Thanks for the Ford C Max recommendation, ND. We'll try that one! & we were definitely going to drive an Impreza.
Natter 71: Someone is wrong on the Internet
Off-topic discussion. Wanna talk about corsets, duct tape, or physics? This is the place. Detailed discussion of any current-season TV must be whitefonted.
Growing up in MN, school started the day after Labor Day and ended around Jun 9. Here in CO, it ends the last day before Memorial Day and starts mid-August
So, I have this calendar that is pictures of surprising animal friends, and this month's is this picture: [link] Doesn't the dog look exactly like Benedict Cumberbatch??
why yes, yes it does.
Doesn't the dog look exactly like Benedict Cumberbatch??
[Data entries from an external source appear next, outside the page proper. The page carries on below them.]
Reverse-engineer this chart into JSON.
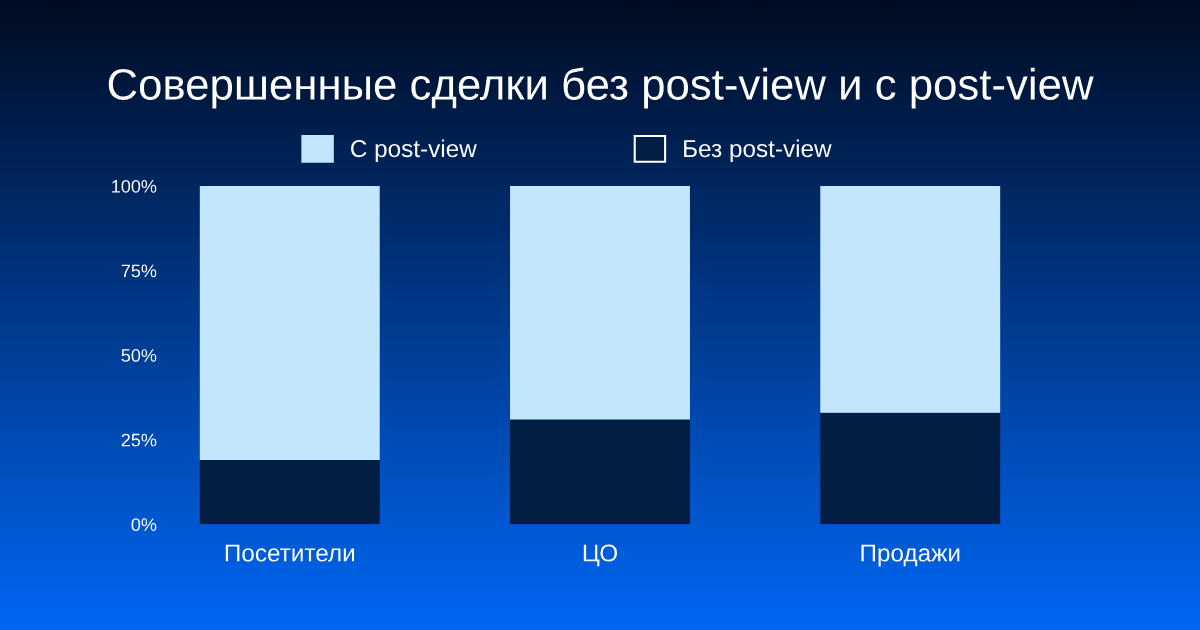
{
  "chart_data": {
    "type": "bar",
    "title": "Совершенные сделки без post-view и с post-view",
    "categories": [
      "Посетители",
      "ЦО",
      "Продажи"
    ],
    "stacked": true,
    "series": [
      {
        "name": "Без post-view",
        "color": "#021e43",
        "values": [
          19,
          31,
          33
        ]
      },
      {
        "name": "С post-view",
        "color": "#c2e6fb",
        "values": [
          81,
          69,
          67
        ]
      }
    ],
    "ylim": [
      0,
      100
    ],
    "yticks": [
      {
        "value": 0,
        "label": "0%"
      },
      {
        "value": 25,
        "label": "25%"
      },
      {
        "value": 50,
        "label": "50%"
      },
      {
        "value": 75,
        "label": "75%"
      },
      {
        "value": 100,
        "label": "100%"
      }
    ],
    "legend": "top",
    "grid": false
  }
}
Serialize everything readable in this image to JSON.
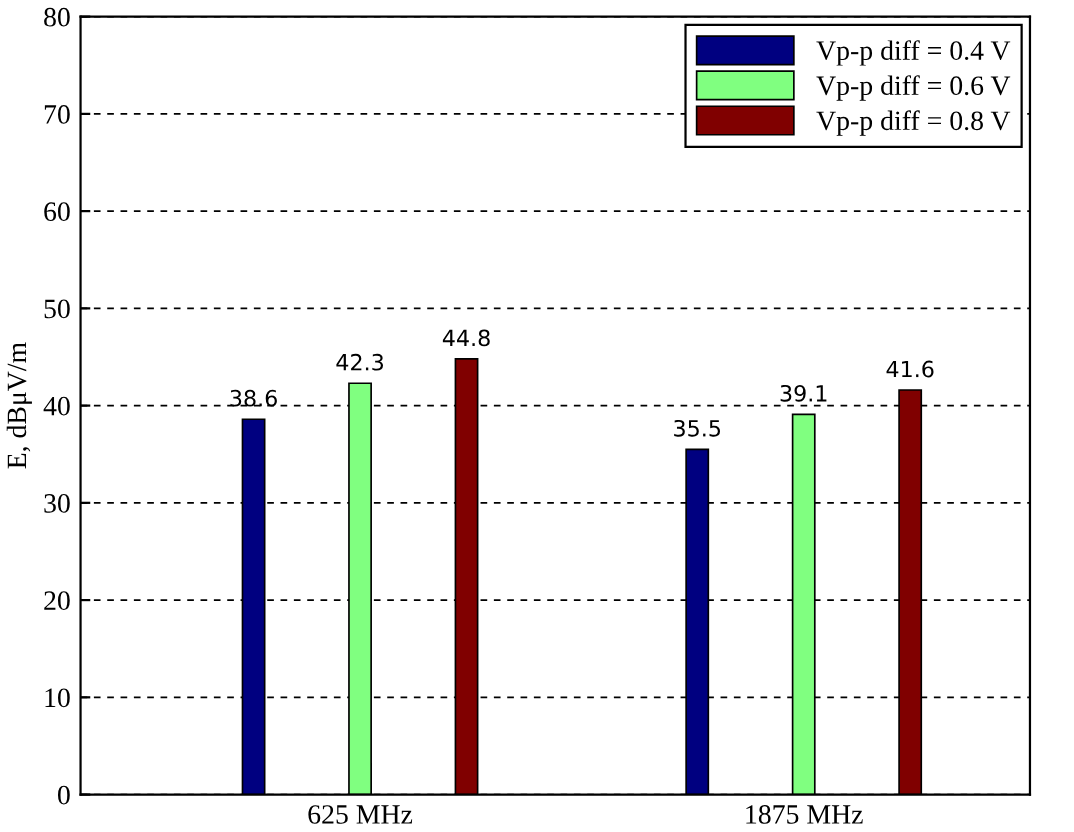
{
  "chart_data": {
    "type": "bar",
    "ylabel": "E, dBμV/m",
    "categories": [
      "625 MHz",
      "1875 MHz"
    ],
    "series": [
      {
        "name": "Vp-p diff = 0.4 V",
        "color": "#000080",
        "values": [
          38.6,
          35.5
        ]
      },
      {
        "name": "Vp-p diff = 0.6 V",
        "color": "#80ff80",
        "values": [
          42.3,
          39.1
        ]
      },
      {
        "name": "Vp-p diff = 0.8 V",
        "color": "#800000",
        "values": [
          44.8,
          41.6
        ]
      }
    ],
    "ylim": [
      0,
      80
    ],
    "yticks": [
      0,
      10,
      20,
      30,
      40,
      50,
      60,
      70,
      80
    ],
    "grid": "y",
    "legend": "top right",
    "data_labels": true
  }
}
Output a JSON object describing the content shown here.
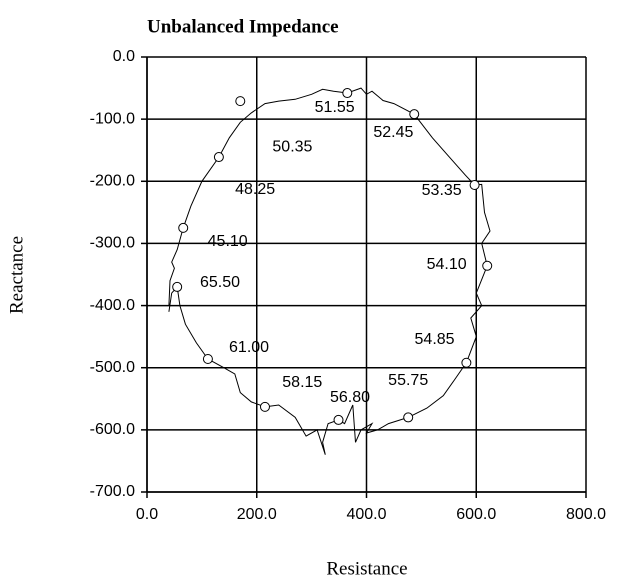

It's a shame it's not with a hedgehog instead of an owl.
Overheard a sad conversation in the pharmacy. Two girls were out with someone who wasn't their primary caretaker--sounded like grandma, maybe. Upon hearing she could get *two* things, one of the girls (maybe 7?) rushed and grabbed a ball, about volleyball sized.
"No, not that!"
"You said two things! This is my second thing!"
"Isn't that Batman?"
"Yes..."
"I thought you liked princesses? What happened to princesses?"
"Nothing. But I want this too."
"No."
She did also later urge them to be skinny. The older one couldn't have been 13 yet.
My ex-team is slacking SO hard with boss and manager out of the office. They disappear for hours at a time during the day, come in late, leave early, and spend the rest of the time on the phone in Hindi while they surf ESPN.com, etc.
"I thought you liked princesses? What happened to princesses?"
Uuuugggghhhhhh.
"I thought you liked princesses? What happened to princesses?"
"Turns out, Gramma, that Batman KICKS ALL THE PRINCESSES' ASSES!"
Whatever. Princess Leia carries a blaster.
She did also later urge them to be skinny. The older one couldn't have been 13 yet.
The forces start early. My twins are in the three-year-old classroom at the university daycare. When I dropped them off this morning the teachers had a stack of cardboard folded "bricks" out. My boys and two girls ran over and started building a brick road to walk on. When the teacher saw them she ran over and said "Children, you can't walk on those blocks, they are made of cardboard and you are too heavy. You will squash them!"
One of my sons turned to me, beaming, and said "Daddy I getting heavy!" and his brother said "No!, me heavy, me very heavy!" and he took a muscle-man stance to illustrate.
Meanwhile, the two girls were looking at the teacher with tears in their eyes. One of them said "I not heavy, I NOT heavy, I NOT HEAVY!"
Where do these little information processors get this at age three?
Whatever. Princess Leia carries a blaster.
Pretty sure Batman is prepared for that. He has kryptonite, just in case Superman goes evil. Or, I don't know, just to fuck with Superman.